Conservo ancora le foto realizzate a Palazzo Orsini da Bea, Beatrice Caracciolo, quando aspirava a divenire un emulo di Elisabetta Catalano e a tal fine si dilettava a ritrarre gli amici in book fotografici.
Era appena tornata dalla sua prima esperienza come fotografa di scena sul set di “Luna di miele in tre”, il primo film girato da Carlo Vanzina, mio marito, ai Caraibi con Cochi e Renato, anche loro al primo ciak della loro vita.
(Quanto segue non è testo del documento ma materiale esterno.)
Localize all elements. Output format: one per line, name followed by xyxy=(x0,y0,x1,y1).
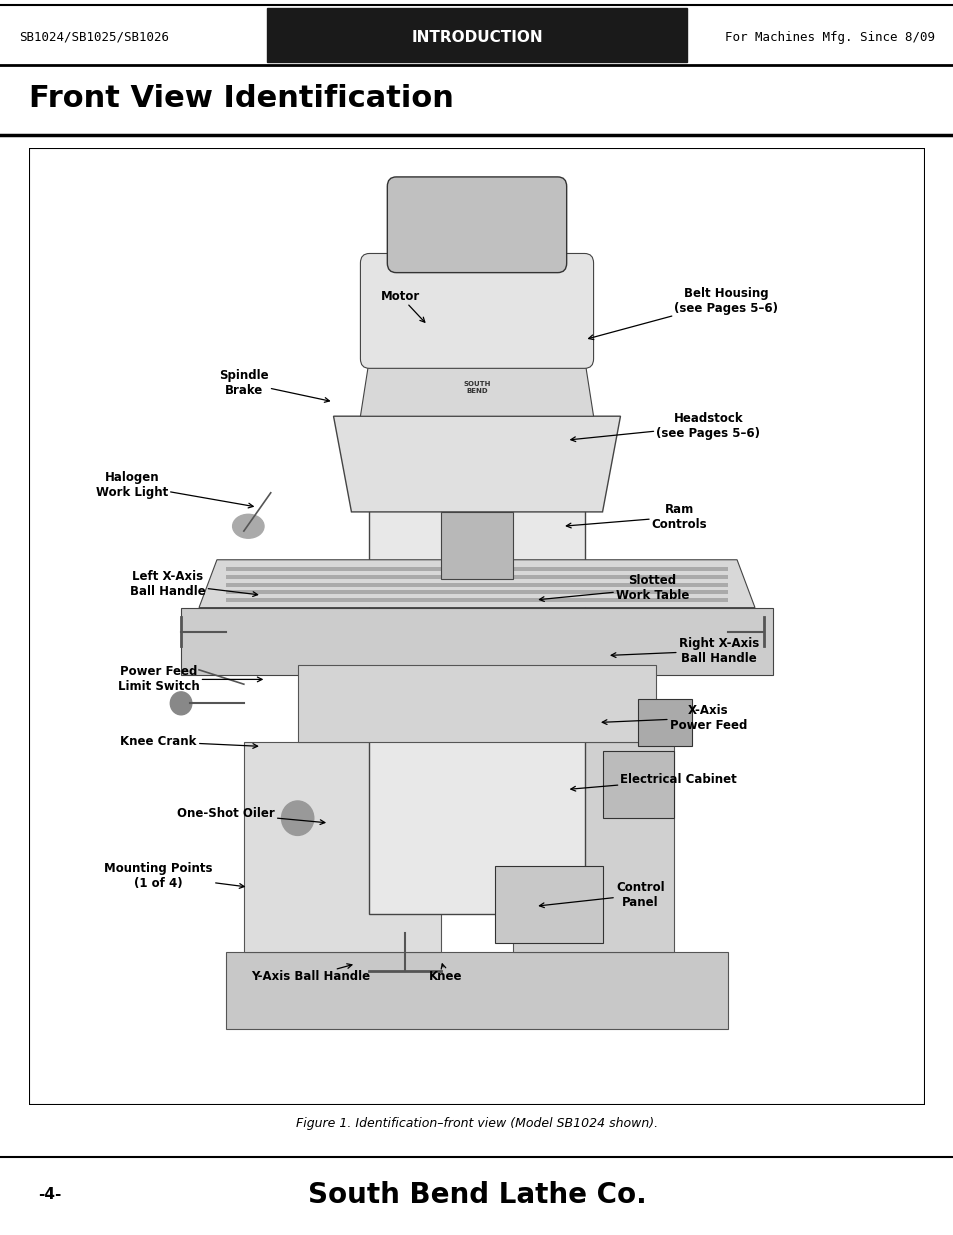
Text: Power Feed
Limit Switch: Power Feed Limit Switch xyxy=(117,666,262,693)
Bar xyxy=(495,866,602,942)
Polygon shape xyxy=(226,598,727,601)
Polygon shape xyxy=(226,583,727,587)
Text: -4-: -4- xyxy=(38,1188,62,1203)
Text: Motor: Motor xyxy=(381,290,424,322)
Text: Halogen
Work Light: Halogen Work Light xyxy=(95,471,253,508)
Text: Left X-Axis
Ball Handle: Left X-Axis Ball Handle xyxy=(130,569,257,598)
Bar xyxy=(602,751,674,819)
Text: One-Shot Oiler: One-Shot Oiler xyxy=(177,806,325,825)
Text: SOUTH
BEND: SOUTH BEND xyxy=(463,380,490,394)
Text: Electrical Cabinet: Electrical Cabinet xyxy=(570,773,737,792)
Bar xyxy=(267,9,686,63)
Bar xyxy=(638,699,692,746)
Polygon shape xyxy=(440,513,513,579)
FancyBboxPatch shape xyxy=(387,177,566,273)
Text: Ram
Controls: Ram Controls xyxy=(566,503,707,531)
Text: South Bend Lathe Co.: South Bend Lathe Co. xyxy=(307,1181,646,1209)
Text: Figure 1. Identification–front view (Model SB1024 shown).: Figure 1. Identification–front view (Mod… xyxy=(295,1118,658,1130)
Polygon shape xyxy=(226,567,727,572)
Text: INTRODUCTION: INTRODUCTION xyxy=(411,30,542,44)
Text: Slotted
Work Table: Slotted Work Table xyxy=(538,574,689,603)
Circle shape xyxy=(171,692,192,715)
Polygon shape xyxy=(334,416,619,513)
Polygon shape xyxy=(297,664,656,741)
Text: For Machines Mfg. Since 8/09: For Machines Mfg. Since 8/09 xyxy=(724,31,934,44)
Text: X-Axis
Power Feed: X-Axis Power Feed xyxy=(601,704,746,731)
Ellipse shape xyxy=(233,514,264,538)
Circle shape xyxy=(281,802,314,835)
Text: Knee: Knee xyxy=(429,963,462,983)
Text: Knee Crank: Knee Crank xyxy=(120,735,257,748)
Polygon shape xyxy=(226,590,727,594)
Polygon shape xyxy=(244,741,440,952)
Text: Spindle
Brake: Spindle Brake xyxy=(219,369,329,403)
Polygon shape xyxy=(513,741,674,952)
Text: Y-Axis Ball Handle: Y-Axis Ball Handle xyxy=(252,963,371,983)
Polygon shape xyxy=(226,952,727,1029)
Polygon shape xyxy=(226,576,727,579)
Polygon shape xyxy=(199,559,754,608)
Text: Belt Housing
(see Pages 5–6): Belt Housing (see Pages 5–6) xyxy=(588,288,778,340)
Polygon shape xyxy=(360,359,593,416)
Polygon shape xyxy=(181,608,772,674)
FancyBboxPatch shape xyxy=(360,253,593,368)
Text: Mounting Points
(1 of 4): Mounting Points (1 of 4) xyxy=(104,862,244,889)
Polygon shape xyxy=(369,321,584,914)
Text: Right X-Axis
Ball Handle: Right X-Axis Ball Handle xyxy=(611,637,759,664)
Text: Control
Panel: Control Panel xyxy=(538,881,664,909)
Text: Front View Identification: Front View Identification xyxy=(29,84,453,114)
Text: Headstock
(see Pages 5–6): Headstock (see Pages 5–6) xyxy=(570,411,760,442)
Text: SB1024/SB1025/SB1026: SB1024/SB1025/SB1026 xyxy=(19,31,169,44)
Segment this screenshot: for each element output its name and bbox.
Io fotografata da Beatrice Caracciolo
Mondi perfettamente dissimili convivevano: quello del cinema caratterizzato dalla sua totale superficialità e snobismo con quello dell’arte teso invece a trovare il contatto con una realtà più profonda, più comune.
Nel mezzo noi giovani vite, attratte ora da questo ora da quello.
Sopraffatti direi da tutte quelle diversità che non comunicavano fra loro, da quei mondi artistici totalmente opposti: il cinema con Carlo Vanzina, il gruppo Lucherini-Spinola, Scarfiotti, Risi e Monicelli, seguaci di Yodorowski e l’arte con Mario Schifano e Alighiero con i loro studi frequentati dagli intellettuali, dalla élite nobile romana con Dado e Nancy Ruspoli, Marina Spinola, Ettore Rosboch e la divertente sinistra di Roberto Benigni, Ugo Porcelli e Alberto Moravia.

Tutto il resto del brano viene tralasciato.